Set up Probabilistic IDR (Google Cloud Storage)

Overview

Probabilistic matching does some of its work outside your data warehouse, so it needs a place in your cloud to store data during the process. Hightouch uses it as a workspace during each graph run — reading your source records, running the matching process, and writing results back to your data warehouse.

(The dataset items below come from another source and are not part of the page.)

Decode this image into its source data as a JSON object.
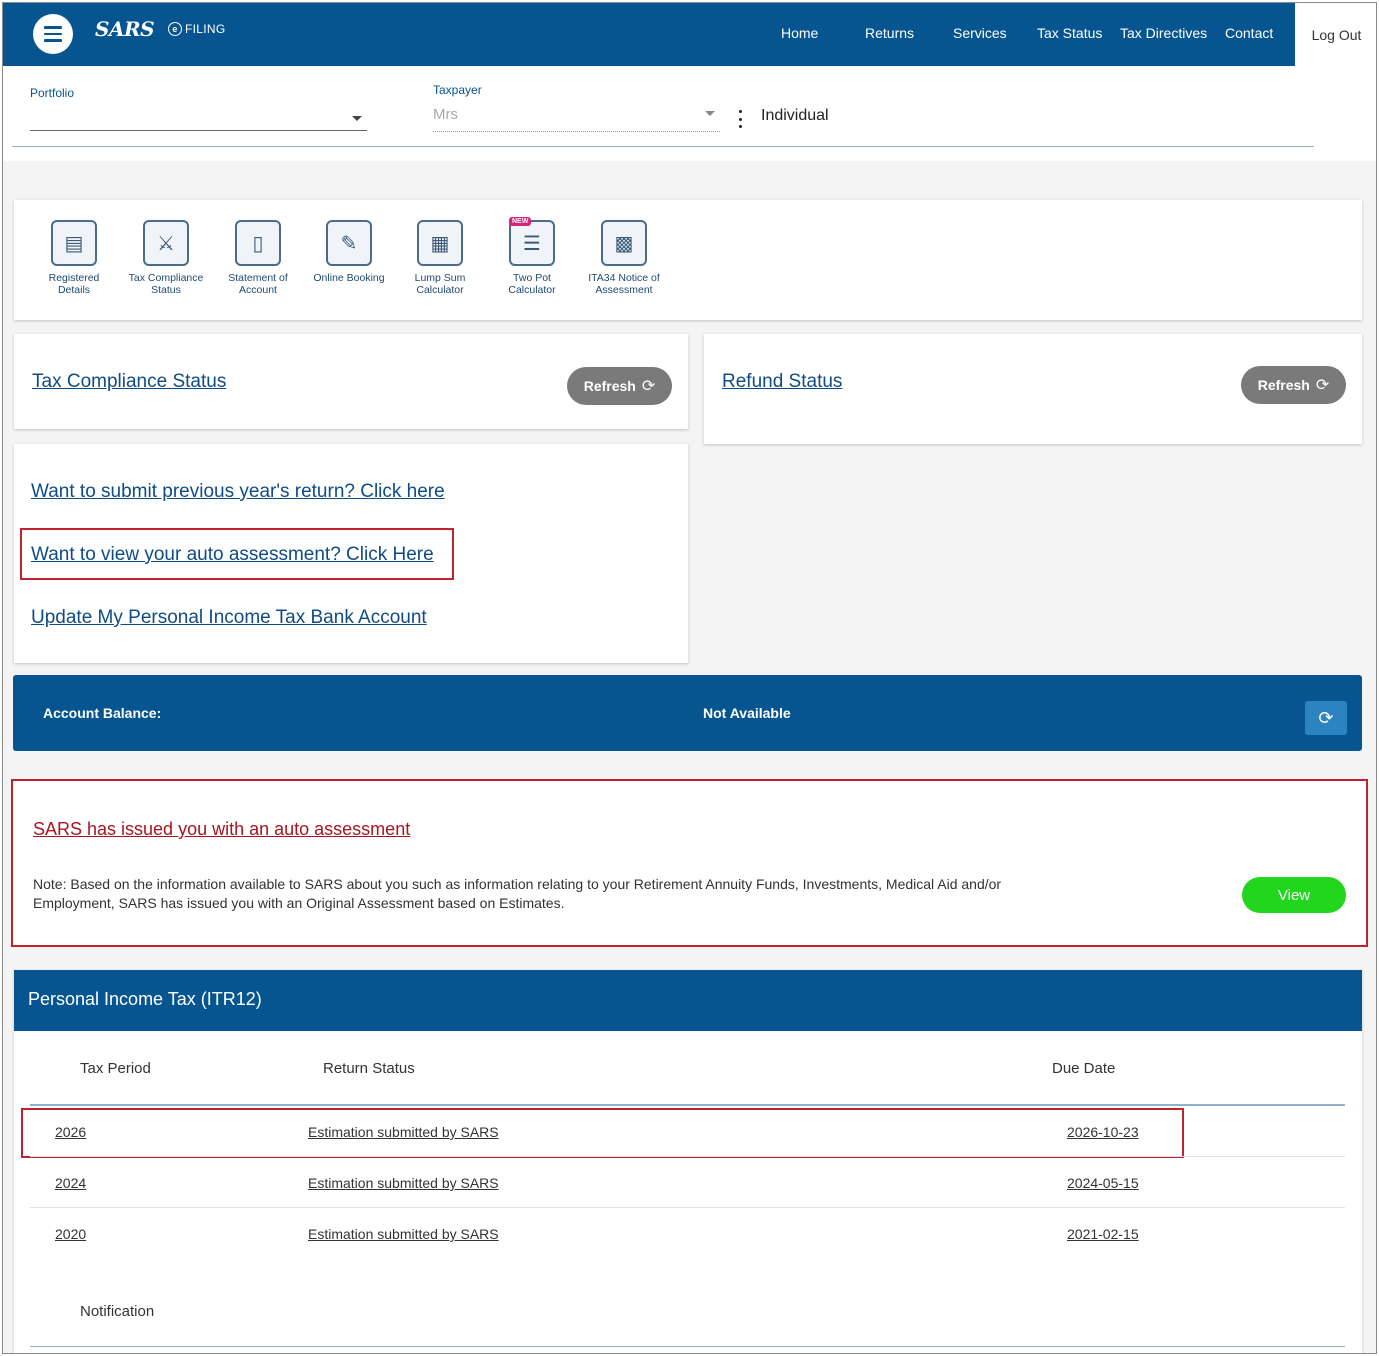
{
  "header": {
    "logo_text": "SARS",
    "logo_sub": "FILING",
    "nav": [
      "Home",
      "Returns",
      "Services",
      "Tax Status",
      "Tax Directives",
      "Contact"
    ],
    "logout": "Log Out"
  },
  "filter": {
    "portfolio_label": "Portfolio",
    "taxpayer_label": "Taxpayer",
    "taxpayer_value": "Mrs",
    "taxpayer_type": "Individual"
  },
  "quick_links": [
    {
      "label": "Registered Details",
      "icon": "id-card-icon"
    },
    {
      "label": "Tax Compliance Status",
      "icon": "compliance-bag-icon"
    },
    {
      "label": "Statement of Account",
      "icon": "statement-icon"
    },
    {
      "label": "Online Booking",
      "icon": "booking-icon"
    },
    {
      "label": "Lump Sum Calculator",
      "icon": "calculator-icon"
    },
    {
      "label": "Two Pot Calculator",
      "icon": "two-pot-icon",
      "badge": "NEW"
    },
    {
      "label": "ITA34 Notice of Assessment",
      "icon": "notice-icon"
    }
  ],
  "compliance": {
    "title": "Tax Compliance Status",
    "refresh": "Refresh"
  },
  "refund": {
    "title": "Refund Status",
    "refresh": "Refresh"
  },
  "links": {
    "previous_return": "Want to submit previous year's return? Click here",
    "auto_assessment": "Want to view your auto assessment? Click Here",
    "bank_account": "Update My Personal Income Tax Bank Account"
  },
  "balance": {
    "label": "Account Balance:",
    "value": "Not Available"
  },
  "auto_assessment": {
    "title": "SARS has issued you with an auto assessment",
    "note": "Note: Based on the information available to SARS about you such as information relating to your Retirement Annuity Funds, Investments, Medical Aid and/or Employment, SARS has issued you with an Original Assessment based on Estimates.",
    "view": "View"
  },
  "pit": {
    "title": "Personal Income Tax (ITR12)",
    "columns": [
      "Tax Period",
      "Return Status",
      "Due Date"
    ],
    "rows": [
      {
        "period": "2026",
        "status": "Estimation submitted by SARS",
        "due": "2026-10-23"
      },
      {
        "period": "2024",
        "status": "Estimation submitted by SARS",
        "due": "2024-05-15"
      },
      {
        "period": "2020",
        "status": "Estimation submitted by SARS",
        "due": "2021-02-15"
      }
    ],
    "notification": "Notification"
  },
  "colors": {
    "primary": "#065591",
    "highlight": "#c0232f",
    "view_button": "#22d61e",
    "refresh_button": "#7a7a7a"
  }
}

All data stays in your cloud account and under your control.

Some data persists in the bucket between runs so Hightouch doesn't have to start from scratch each time.

Step 1: Create a custom IAM role

Create a new role in your GCP project with the following permissions:

storage.buckets.get
storage.objects.list
storage.objects.create
storage.objects.get
storage.objects.delete

gcloud iam roles create YOUR_CUSTOM_ROLE_NAME \
  --project=YOUR_PROJECT_ID \
  --title="YOUR CUSTOM ROLE NAME" \
  --description="Custom role for Hightouch probabilistic IDR" \
  --permissions="storage.buckets.get,storage.objects.list,storage.objects.create,storage.objects.get,storage.objects.delete"

Step 2: Grant the role to the Hightouch service account

Hightouch will provide a service account specifically for probabilistic IDR.

Once you have the service account email, grant it the custom role:

gcloud projects add-iam-policy-binding YOUR_PROJECT_ID \
  --member=serviceAccount:HT_PROVIDED_SERVICE_ACCOUNT@YOUR_DOMAIN.iam.gserviceaccount.com \
  --role=YOUR_CUSTOM_ROLE_NAME

Step 3: Create a GCS bucket

Create a GCS bucket with the following requirements:

Located in the same cloud provider and region as your Hightouch workspace
Must not have object lifecycle rules that delete or expire objects in the following path:

/workspace-$WORKSPACE_ID/datalake

Share the bucket name with your Hightouch team so they can complete setup on their side.

Step 5: Grant bucket access to the BigQuery service account

Grant the same custom IAM role from Step 1 to the BigQuery service account used by Hightouch in your project.

This ensures Hightouch can read and write IDR data as part of warehouse workflows.

FAQs

Can I reuse an existing GCS bucket?

Yes. You can use the same GCS bucket you use for self-hosted external storage, as long as the bucket does not have lifecycle rules that delete objects in the required path.

Note that the service account used for probabilistic IDR is different from the service account generated by the Hightouch app or one you may already use.